Road - class 1 togher, Cloonfore, Co. Longford
Co. Longford |
Roads & Tracks
Beneath the boggy fields of Cloonfore in County Longford, a narrow road made of wood once carried people across ground too wet and unstable to cross on foot with any confidence.
This is a togher, an ancient type of trackway built from timber and brushwood laid across bogland, and the example recorded here stretched for 173 metres, reaching a width of just 1.2 metres, crossing eleven fields in a roughly east-northeast to west-southwest direction.

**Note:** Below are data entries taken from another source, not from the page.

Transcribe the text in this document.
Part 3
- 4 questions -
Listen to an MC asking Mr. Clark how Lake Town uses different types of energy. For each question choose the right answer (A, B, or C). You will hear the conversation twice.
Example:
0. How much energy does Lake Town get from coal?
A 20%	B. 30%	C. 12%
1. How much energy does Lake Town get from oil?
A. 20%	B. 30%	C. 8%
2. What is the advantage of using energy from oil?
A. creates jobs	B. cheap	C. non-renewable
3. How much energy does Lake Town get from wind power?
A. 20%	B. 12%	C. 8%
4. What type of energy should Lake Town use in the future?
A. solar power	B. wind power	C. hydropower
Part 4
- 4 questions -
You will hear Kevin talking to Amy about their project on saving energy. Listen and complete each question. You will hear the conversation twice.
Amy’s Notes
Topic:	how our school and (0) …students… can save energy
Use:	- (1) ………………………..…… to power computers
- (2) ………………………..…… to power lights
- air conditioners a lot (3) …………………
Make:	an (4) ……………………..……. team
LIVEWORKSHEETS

When archaeologists examined the site, much of what remained was visible at field surface level as a degraded band of brushwood and wood chips, actively being milled and therefore under threat. However, beneath the surface, particularly under the raised central domes of the fields, the structure had survived in better condition. What the excavation revealed was a carefully engineered, if modest, piece of construction. Two parallel lines of brushwood defined the edges, with a third running along the centre. Between these, small brushwood and twigs were packed tightly and laid lengthways along the track. Beneath that upper layer sat larger brushwood, also laid longitudinally or at a slight angle, and beneath that again a further layer of small brushwood and twigs provided additional support. The whole thing amounted to a kind of laminated mat, each layer reinforcing the one above it, designed to distribute weight across ground that would otherwise swallow a traveller whole. Work by Dunne, published in 2002, documented this layered structure in detail.
That such a construction survived at all owes much to the preserving qualities of peat, which excludes the oxygen that would otherwise allow organic material to rot. Toghers like this one appear throughout the Irish midlands, where bogland historically made overland movement difficult. Many are known only because modern peat extraction, the same process that threatened this togher, has stripped back the layers above them.